Le pétrole et le gaz resteront incontournables à moyen terme malgré la transition énergétique...

L’énergie, une part non négligeable de l’inflation

La forte hausse du prix de l’énergie aux US et dans l’UE constitue une part non négligeable de l’inflation observée en 2022 à ce jour.

Après la chute du cours en 2020, le prix du pétrole brut « Brent » européen côtoie en moyenne depuis le début de l’année les plus hauts de 2011-2012. Sur cette même période, le prix du gaz sur le marché européen (le « TTF ») vaut environ 6 fois la moyenne 2008-2020. Concrètement, la hausse du prix de l’énergie est responsable de plus d’un quart de l’inflation pour le mois de mai aux États-Unis. Au sein de l’Union Européenne, c’est environ le tiers.

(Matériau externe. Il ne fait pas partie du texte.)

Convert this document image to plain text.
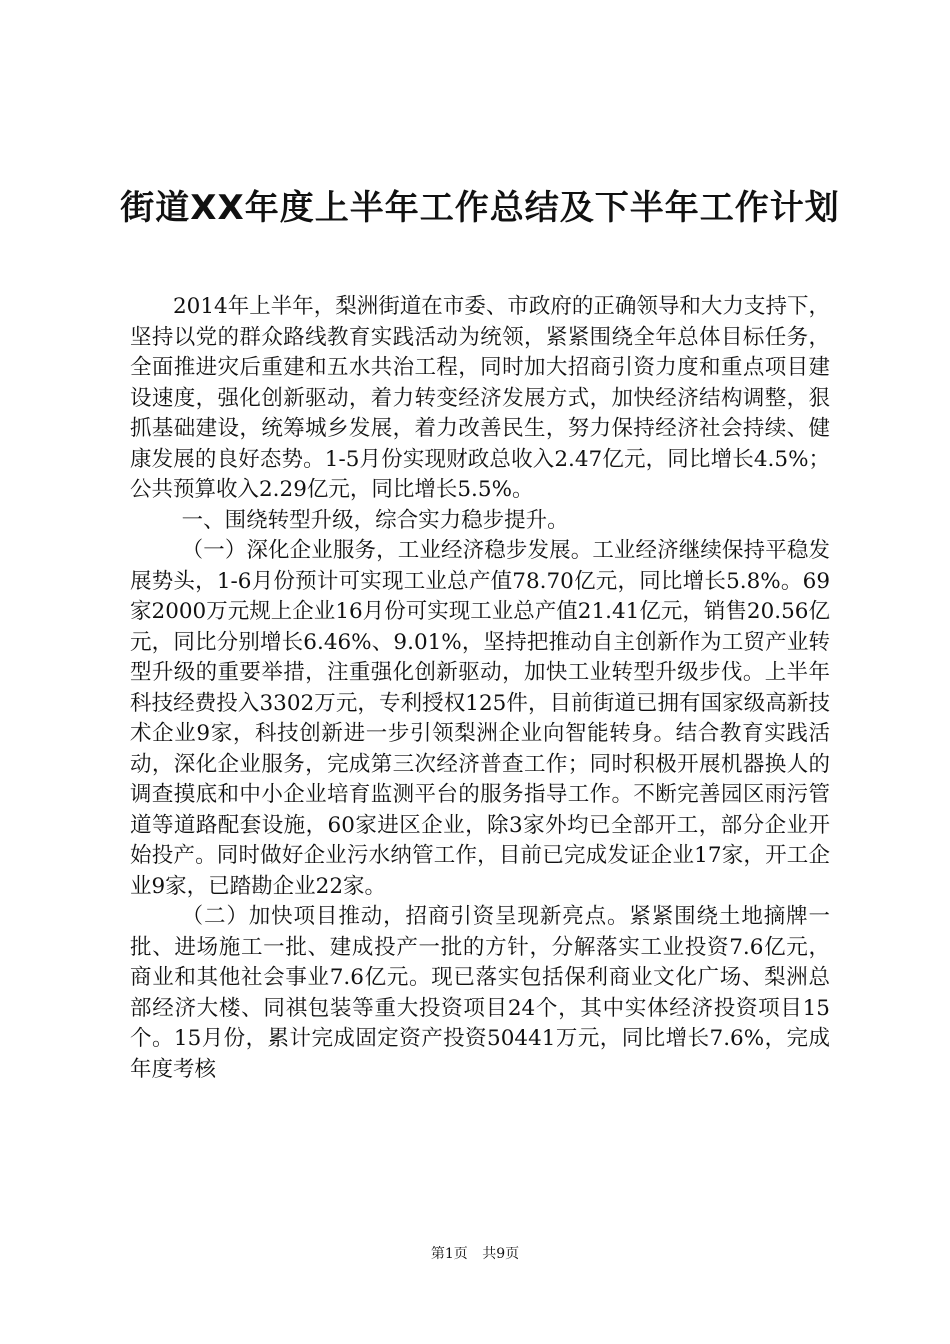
街道XX年度上半年工作总结及下半年工作计划

2014年上半年，梨洲街道在市委、市政府的正确领导和大力支持下，坚持以党的群众路线教育实践活动为统领，紧紧围绕全年总体目标任务，全面推进灾后重建和五水共治工程，同时加大招商引资力度和重点项目建设速度，强化创新驱动，着力转变经济发展方式，加快经济结构调整，狠抓基础建设，统筹城乡发展，着力改善民生，努力保持经济社会持续、健康发展的良好态势。1-5月份实现财政总收入2.47亿元，同比增长4.5%；公共预算收入2.29亿元，同比增长5.5%。

一、围绕转型升级，综合实力稳步提升。

（一）深化企业服务，工业经济稳步发展。工业经济继续保持平稳发展势头，1-6月份预计可实现工业总产值78.70亿元，同比增长5.8%。69家2000万元规上企业16月份可实现工业总产值21.41亿元，销售20.56亿元，同比分别增长6.46%、9.01%，坚持把推动自主创新作为工贸产业转型升级的重要举措，注重强化创新驱动，加快工业转型升级步伐。上半年科技经费投入3302万元，专利授权125件，目前街道已拥有国家级高新技术企业9家，科技创新进一步引领梨洲企业向智能转身。结合教育实践活动，深化企业服务，完成第三次经济普查工作；同时积极开展机器换人的调查摸底和中小企业培育监测平台的服务指导工作。不断完善园区雨污管道等道路配套设施，60家进区企业，除3家外均已全部开工，部分企业开始投产。同时做好企业污水纳管工作，目前已完成发证企业17家，开工企业9家，已踏勘企业22家。

（二）加快项目推动，招商引资呈现新亮点。紧紧围绕土地摘牌一批、进场施工一批、建成投产一批的方针，分解落实工业投资7.6亿元，商业和其他社会事业7.6亿元。现已落实包括保利商业文化广场、梨洲总部经济大楼、同祺包装等重大投资项目24个，其中实体经济投资项目15个。15月份，累计完成固定资产投资50441万元，同比增长7.6%，完成年度考核

第1页 共9页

Source : US Bureau of Labor Statistics, Bloomberg

Les conséquences du conflit russo-ukrainien

Cette hausse des prix est exacerbée par les conséquences du conflit russo-ukrainien.

Cette envolée du prix des matières premières pétrolières &gazières est bien sûr liée au contexte géopolitique. L’invasion de l’Ukraine a donné lieu à des sanctions économiques à l’encontre de la Russie, mises en place par l’Europe et l’Amérique du Nord. Les sanctions occidentales concernent notamment le pétrole russe, qui ne peut de facto plus être importé aux États-Unis et qui ne sera plus importé dans une majorité de pays européens d’ici fin 2022.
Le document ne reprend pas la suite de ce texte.